When Small Business Owners Make Bad Decisions
This time we hear from Steve Martin, director at Chicago-based BKD Wealth Advisors. He tells us how a client once insisted his business would take care of his family if he ever died suddenly — as it turned out, the opposite was true.
Small business owners put great stock in their companies -- often for good reason. They pour their hearts and souls into their businesses and are justifiably proud of what they have created. As financial advisors, it is important we understand the emotions that come with business ownership – and that sometimes those emotions lead to bad decisions.
This lesson hit home for me when a client of mine, who owned a small business, insisted he did not need life insurance. He was certain his business would provide all the financial support his wife and children would need. He said that if he died unexpectedly, his wife could simply sell the business. Now when I say, “insisted,” I really mean that. He did not like to talk about the issue of life insurance at all. Even so, we tried to raise the subject on numerous occasions but to no avail. At some point you hope your message sticks, and so you keep trying. But I guess we ran out of time.
What made this situation worse was the client had never included his wife in any financial planning discussions. I had never even met her. The client gave the impression that his wife did not need to know about any details and that she wasn’t interested in the planning process in the first place.
Unfortunately, the client was wrong on both counts — his business was not valuable enough to cover his family’s needs, and his spouse should have been involved all along. The client died unexpectedly while shoveling snow.

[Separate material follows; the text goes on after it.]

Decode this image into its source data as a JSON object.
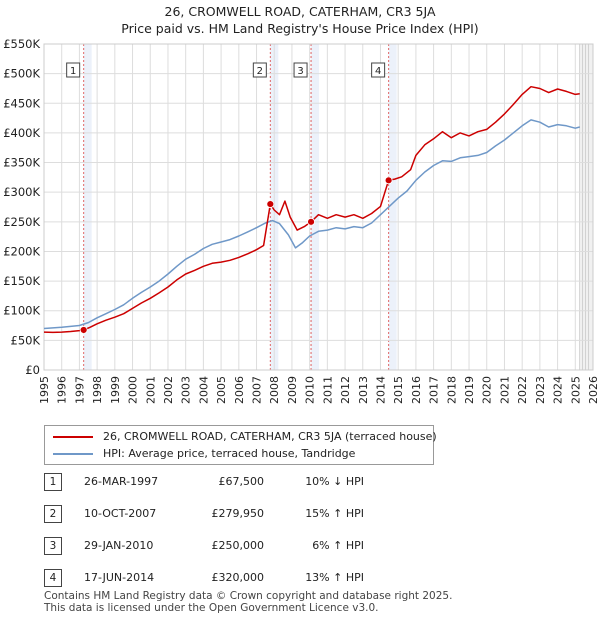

And it soon became obvious that his business – which was a service-based business and largely depended on his goodwill and client relationships – was not worth that much when he was out of the picture.
The sale of the business was a disappointment and left a big financial hole for the wife to fill.
My client’s wife was not left destitute but she could no longer afford their house and her children were still facing college. Making matters worse, she had not been in the workforce for years and had few career options. She was overwhelmed at first but she was strong. And we worked with her to set up a plan that would put her on a secure financial footing. Any plans for an early retirement were dashed, but at least she had control of her financial future.
This situation was a stark reminder for me of the need to strip away emotions when it comes to business ownership and look at the bottom line in a critical fashion.
Since this case took place, I have made it a point to have a direct talk with small business owners about the value of their company, and to have that talk early and often. No more waiting to tackle it later when a client insists on avoiding the topic, because as we learned we may never get another chance.
One thing I do is run a risk analysis that projects the value of the company under certain scenarios. These results are often powerful and can spur important, difficult discussions.
I’ve also found it important to talk about the true, mark-to-market value of the company; don’t let your clients merely hazard a guess about what their business is worth. We work with a lot of business owners and I’ve found they often feel their business is worth more than it is. If you suspect your client may be doing so, you can always suggest they get a third-party appraisal, which we’ve done in the past.
Many small business owners pour most of the money they earn back into their business. Owning a small business is an emotional proposition but emotions can lead to bad decisions – especially when it comes to financial planning. As advisors, our job is to protect clients from the negative consequences of those emotional decisions, even if it means protecting them from themselves.